Germany and China make nuclear fusion breakthroughs

Both countries are working to harness the energy that fuels our Sun

It’s easy to get nuclear fission and fusion mixed up. We can already do nuclear fission, it’s how our nuclear power plants work. Incredible amounts of energy are captured in these plants by splitting the nucleus of an atom. Unfortunately we’ve never been able to harvest energy from nuclear fusion, a process that we know takes place inside our Sun.

Being able to harness the same energy that fuels the Sun could be a game-changer. Unlike nuclear fission, which leaves us with radioactive by-products, fusion is clean. The downside is that it’s very difficult to work with because it requires absurdly high temperatures. I’m not exaggerating; we’re talking hotter than the Sun.

Major breakthroughs

Last week German Chancellor Angela Merkel flipped the switch that activated Germany’s nuclear fusion machine, the Wendelstein 7-X (W7X) stellarator. The test was successful and marks a major milestone on the path to using nuclear fusion for our own energy needs. The stellarator heated hydrogen gas to 80 million degrees Celsius. Think about that. 80 million degrees Celsius. This allowed them to create a cloud of hydrogen plasma that they maintained for a quarter of a second.

Image © Bernd Wuestneck

China surprised the world last week with their own major announcement, claiming that their nuclear fusion machine had also been activated successfully. Their machine, the Experimental Advanced Superconducting Tokamak (EAST), heated hydrogen to around 50 million degrees Celsius. That’s quite a bit cooler than Germany’s recent result, but we’re still talking millions of degrees Celsius. What’s particularly impressive about China’s test is that they claim to have maintained the plasma for 102 seconds.
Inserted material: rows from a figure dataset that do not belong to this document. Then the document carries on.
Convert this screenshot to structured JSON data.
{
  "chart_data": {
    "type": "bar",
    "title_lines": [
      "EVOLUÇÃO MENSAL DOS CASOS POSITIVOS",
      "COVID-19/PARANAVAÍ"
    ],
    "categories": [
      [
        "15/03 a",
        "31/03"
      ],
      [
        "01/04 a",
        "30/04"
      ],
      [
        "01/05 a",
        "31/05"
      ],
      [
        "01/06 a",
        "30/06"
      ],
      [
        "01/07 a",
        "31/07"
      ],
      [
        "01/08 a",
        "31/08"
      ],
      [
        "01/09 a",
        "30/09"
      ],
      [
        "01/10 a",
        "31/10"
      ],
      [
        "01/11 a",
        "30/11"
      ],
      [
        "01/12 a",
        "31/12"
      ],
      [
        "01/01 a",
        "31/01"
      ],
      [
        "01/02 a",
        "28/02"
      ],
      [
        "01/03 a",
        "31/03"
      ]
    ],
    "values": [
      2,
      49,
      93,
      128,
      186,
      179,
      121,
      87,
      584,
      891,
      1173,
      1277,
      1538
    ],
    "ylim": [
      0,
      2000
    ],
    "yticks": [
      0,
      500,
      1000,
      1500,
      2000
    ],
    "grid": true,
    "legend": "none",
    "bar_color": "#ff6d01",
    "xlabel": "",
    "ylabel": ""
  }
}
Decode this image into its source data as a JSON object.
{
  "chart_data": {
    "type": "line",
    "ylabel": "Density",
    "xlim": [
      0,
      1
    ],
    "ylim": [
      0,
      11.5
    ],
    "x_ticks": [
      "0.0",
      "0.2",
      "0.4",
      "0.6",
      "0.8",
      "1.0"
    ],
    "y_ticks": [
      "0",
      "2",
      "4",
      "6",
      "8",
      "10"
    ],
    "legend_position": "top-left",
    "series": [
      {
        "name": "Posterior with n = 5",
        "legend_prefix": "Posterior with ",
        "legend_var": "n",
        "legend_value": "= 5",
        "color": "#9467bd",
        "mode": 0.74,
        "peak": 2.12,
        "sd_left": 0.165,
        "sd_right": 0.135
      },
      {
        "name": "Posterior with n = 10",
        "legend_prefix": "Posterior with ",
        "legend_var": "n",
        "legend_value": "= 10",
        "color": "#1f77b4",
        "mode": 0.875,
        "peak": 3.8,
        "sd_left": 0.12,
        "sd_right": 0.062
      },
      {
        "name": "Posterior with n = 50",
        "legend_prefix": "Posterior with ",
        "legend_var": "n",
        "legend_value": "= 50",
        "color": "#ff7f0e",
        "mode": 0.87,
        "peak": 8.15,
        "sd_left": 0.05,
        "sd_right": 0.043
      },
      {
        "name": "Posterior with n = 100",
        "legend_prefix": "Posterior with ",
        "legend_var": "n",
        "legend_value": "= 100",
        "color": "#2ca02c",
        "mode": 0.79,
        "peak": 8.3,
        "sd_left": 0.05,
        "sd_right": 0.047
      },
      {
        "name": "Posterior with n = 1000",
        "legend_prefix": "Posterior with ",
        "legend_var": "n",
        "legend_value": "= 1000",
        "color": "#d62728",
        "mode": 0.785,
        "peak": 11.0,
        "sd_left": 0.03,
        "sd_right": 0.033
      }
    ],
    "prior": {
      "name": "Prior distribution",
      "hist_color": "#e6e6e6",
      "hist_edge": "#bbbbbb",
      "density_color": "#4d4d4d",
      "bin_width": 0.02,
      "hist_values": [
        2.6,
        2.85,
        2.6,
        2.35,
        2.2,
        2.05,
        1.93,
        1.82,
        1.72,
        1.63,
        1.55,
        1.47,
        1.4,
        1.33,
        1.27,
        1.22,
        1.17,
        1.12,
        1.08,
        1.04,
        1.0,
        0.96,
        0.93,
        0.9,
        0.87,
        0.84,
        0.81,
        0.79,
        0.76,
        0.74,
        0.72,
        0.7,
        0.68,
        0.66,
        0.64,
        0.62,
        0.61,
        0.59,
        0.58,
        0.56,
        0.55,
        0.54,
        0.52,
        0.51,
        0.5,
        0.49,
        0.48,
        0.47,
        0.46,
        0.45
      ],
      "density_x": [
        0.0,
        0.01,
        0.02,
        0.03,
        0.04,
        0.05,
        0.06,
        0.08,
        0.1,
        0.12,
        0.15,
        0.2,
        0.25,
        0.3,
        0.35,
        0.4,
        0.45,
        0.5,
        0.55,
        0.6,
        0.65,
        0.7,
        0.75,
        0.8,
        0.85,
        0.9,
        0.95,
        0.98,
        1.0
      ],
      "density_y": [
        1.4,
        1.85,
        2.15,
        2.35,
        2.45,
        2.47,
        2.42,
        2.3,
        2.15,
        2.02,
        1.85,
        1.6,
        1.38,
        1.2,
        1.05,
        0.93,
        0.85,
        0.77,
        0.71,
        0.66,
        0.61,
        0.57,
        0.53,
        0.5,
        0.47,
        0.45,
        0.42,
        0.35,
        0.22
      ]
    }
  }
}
China's EAST. Image © Chinese Academy of Sciences

Going forward

It blows my mind to think that, in research facilities on Earth, scientists are creating temperatures that are hotter than the sun. Temperature is only one part of the tests, the other being the time that the plasma has been held for. Germany’s plasma was only sustained for a quarter of a second but China held theirs for over a minute. Eventually we will need to collect heat energy and particles from the plasma, so we need it maintained for as long as possible.

The goal for these nuclear fusion reactions is around 100 million degrees Celsius and for as long as possible. Germany is getting close with the temperature and China has demonstrated it’s possible that plasma can be held for a considerable time. Now both countries will be working on the other aspects as China look to raises their temperatures and Germany look to extend the lifespan of their plasma clouds.

These are just the initial experiments to test the machines. They work but it’s not known how successful future experiments will be. Can they end up holding hydrogen plasma for half an hour? Can we for the first time collect clean energy from reactions that mimic our Sun? It’s hard to say and it’s likely we’ll see baby steps for many years. We’re not going to be running our homes with fusion reactors any time soon. However, I’m glad that we have two nations making progress at the same time. I’m hoping their efforts will mimic the space race, where both countries competitively drive and motivate each other to succeed.